Le candidat a aussi dénoncé ces derniers jours des attaques «islamophobes» de la part de certains soutiens de son principal adversaire, Andrew Cuomo.
«Petit communiste»
Ce fan de cricket et de football, récemment marié à l'illustratrice américaine Rama Duwaji, a su mettre à profit ses qualités de militant, avec une campagne de porte-à-porte et de tractage efficace, et une utilisation massive, innovante et souvent drôle des réseaux sociaux.
Pour Lincoln Mitchell, professeur à l'université Columbia, «il a incarné une sorte d'hybride entre une campagne à l'ancienne des années 1970 et une campagne ultra-moderne de 2025».
Celui qui prendra son poste à partir du 1er janvier a promis de s'opposer «farouchement» à la politique anti-immigration de Donald Trump et à sa guerre judiciaire contre ses «ennemis politiques».
Le président a multiplié les appels à voter contre celui qu'il qualifie de «petit communiste». Mais paradoxalement, comme lui le futur maire est un «outsider» ayant a «réussi à rallier (les) électeurs insatisfaits», estime Costas Panagopoulos, de la Northeastern University.
Le parallèle avec le milliardaire républicain, qui a construit son empire à New York, s'arrête là.
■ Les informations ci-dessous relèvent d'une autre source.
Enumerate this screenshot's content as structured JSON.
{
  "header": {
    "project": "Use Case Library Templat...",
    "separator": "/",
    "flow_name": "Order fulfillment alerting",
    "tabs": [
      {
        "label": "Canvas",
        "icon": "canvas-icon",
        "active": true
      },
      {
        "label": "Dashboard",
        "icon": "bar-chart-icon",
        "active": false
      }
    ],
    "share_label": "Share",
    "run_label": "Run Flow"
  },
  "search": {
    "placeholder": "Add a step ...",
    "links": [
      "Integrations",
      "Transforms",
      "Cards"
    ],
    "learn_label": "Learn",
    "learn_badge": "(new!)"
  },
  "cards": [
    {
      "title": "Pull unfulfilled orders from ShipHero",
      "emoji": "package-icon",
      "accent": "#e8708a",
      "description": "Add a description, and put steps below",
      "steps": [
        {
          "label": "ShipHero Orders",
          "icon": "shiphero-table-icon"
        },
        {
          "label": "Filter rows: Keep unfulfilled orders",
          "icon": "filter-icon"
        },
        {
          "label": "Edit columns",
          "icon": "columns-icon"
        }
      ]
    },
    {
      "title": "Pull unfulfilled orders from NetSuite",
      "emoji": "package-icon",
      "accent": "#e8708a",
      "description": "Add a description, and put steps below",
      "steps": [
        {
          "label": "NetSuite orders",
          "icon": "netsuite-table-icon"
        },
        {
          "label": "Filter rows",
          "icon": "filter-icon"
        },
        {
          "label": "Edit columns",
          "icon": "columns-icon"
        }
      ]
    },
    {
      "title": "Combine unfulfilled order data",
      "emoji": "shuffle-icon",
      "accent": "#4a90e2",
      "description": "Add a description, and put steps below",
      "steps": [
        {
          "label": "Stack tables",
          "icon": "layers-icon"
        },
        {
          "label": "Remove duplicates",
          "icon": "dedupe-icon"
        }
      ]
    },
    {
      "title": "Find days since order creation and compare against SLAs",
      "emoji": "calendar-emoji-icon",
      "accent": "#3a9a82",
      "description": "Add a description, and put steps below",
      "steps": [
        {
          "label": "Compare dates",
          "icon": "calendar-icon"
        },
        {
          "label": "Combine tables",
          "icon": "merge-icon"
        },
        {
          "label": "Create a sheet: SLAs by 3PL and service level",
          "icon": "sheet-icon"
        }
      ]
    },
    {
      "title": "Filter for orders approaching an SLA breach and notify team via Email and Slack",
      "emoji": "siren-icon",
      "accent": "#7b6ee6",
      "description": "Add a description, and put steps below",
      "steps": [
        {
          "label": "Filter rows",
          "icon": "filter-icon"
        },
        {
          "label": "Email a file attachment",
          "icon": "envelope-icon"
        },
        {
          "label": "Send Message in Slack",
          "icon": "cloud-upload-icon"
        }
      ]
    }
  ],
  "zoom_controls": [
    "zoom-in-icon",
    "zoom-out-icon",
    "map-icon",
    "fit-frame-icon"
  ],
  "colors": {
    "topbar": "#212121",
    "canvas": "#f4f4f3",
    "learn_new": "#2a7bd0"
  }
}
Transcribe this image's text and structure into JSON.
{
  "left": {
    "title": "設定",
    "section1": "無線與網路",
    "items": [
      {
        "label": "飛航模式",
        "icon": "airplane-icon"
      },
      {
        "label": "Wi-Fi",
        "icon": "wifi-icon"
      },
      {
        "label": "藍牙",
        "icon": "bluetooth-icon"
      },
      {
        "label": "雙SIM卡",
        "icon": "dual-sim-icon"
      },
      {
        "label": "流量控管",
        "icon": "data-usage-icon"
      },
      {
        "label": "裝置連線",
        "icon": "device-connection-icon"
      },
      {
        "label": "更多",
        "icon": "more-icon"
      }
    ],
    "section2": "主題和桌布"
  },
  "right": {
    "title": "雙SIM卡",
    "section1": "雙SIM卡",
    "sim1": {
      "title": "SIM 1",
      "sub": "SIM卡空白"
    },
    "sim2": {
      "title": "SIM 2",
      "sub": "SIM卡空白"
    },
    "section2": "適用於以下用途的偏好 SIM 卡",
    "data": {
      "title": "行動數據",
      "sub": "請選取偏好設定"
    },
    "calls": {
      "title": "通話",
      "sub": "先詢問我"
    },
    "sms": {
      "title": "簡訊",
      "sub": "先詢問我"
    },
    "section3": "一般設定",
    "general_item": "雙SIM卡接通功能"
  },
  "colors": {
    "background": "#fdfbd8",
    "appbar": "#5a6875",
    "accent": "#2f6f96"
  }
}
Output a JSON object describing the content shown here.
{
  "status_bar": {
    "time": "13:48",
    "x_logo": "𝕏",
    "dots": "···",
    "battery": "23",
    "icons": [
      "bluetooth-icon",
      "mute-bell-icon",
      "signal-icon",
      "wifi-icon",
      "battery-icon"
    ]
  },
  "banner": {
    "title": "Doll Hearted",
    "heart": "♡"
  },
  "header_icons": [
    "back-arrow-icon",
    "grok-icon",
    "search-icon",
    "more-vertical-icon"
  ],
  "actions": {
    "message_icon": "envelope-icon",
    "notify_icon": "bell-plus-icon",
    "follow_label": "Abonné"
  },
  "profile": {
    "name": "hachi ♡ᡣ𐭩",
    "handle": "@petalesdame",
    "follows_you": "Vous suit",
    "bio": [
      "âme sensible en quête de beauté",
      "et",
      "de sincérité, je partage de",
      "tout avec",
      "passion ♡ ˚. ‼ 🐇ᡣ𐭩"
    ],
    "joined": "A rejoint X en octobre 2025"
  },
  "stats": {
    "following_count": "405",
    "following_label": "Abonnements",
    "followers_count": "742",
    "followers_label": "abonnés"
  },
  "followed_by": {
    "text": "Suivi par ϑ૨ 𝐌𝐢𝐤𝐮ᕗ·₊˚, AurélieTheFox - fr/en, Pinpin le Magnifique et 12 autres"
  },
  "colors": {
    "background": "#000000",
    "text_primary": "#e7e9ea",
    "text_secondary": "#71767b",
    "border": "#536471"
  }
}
Naturalisé américain en 2018, Zohran Mamdani ne pourrait pas se présenter à l'élection présidentielle.
Pour cette raison, mais aussi parce que la ville n'est guère représentative des orientations politiques du reste du pays, les experts renâclent pour le moment à lui prédire un destin national.
Les promesses de Mamdani pour la ville de New York
Mamdani a mené une campagne électorale fondée sur une vision optimiste pour la ville de New York.
Sa campagne était truffée de mesures ambitieuses visant à réduire le coût de la vie des New-Yorkais ordinaires, allant de la gratuité des services de garde d'enfants et des transports en commun au gel des loyers pour les personnes vivant dans des appartements à loyer réglementé, en passant par la construction de nouveaux logements abordables, le tout financé en grande partie par une augmentation des impôts des plus riches.
Il a également proposé de lancer un programme pilote pour les épiceries gérées par la ville afin de lutter contre la hausse des prix des denrées alimentaires.
Depuis sa victoire aux primaires démocrates, Mamdani a modéré certains de ses discours les plus polarisants, notamment en matière d'application de la loi.
Il est revenu sur un message publié en 2020 appelant à «retirer le financement» du département de police de New York (NYPD) et a présenté ses excuses publiques aux agents du NYPD pour avoir qualifié le département de «raciste» dans un autre message publié sur les réseaux sociaux.
Bien que Zohran Mamdani soit membre des Socialistes démocrates d'Amérique, il a déclaré qu'il se présentait avec son propre programme et qu'il ne partageait pas toutes les priorités du groupe militant, qui comprennent notamment la suppression des peines de prison obligatoires pour certains crimes et la réduction des budgets de la police.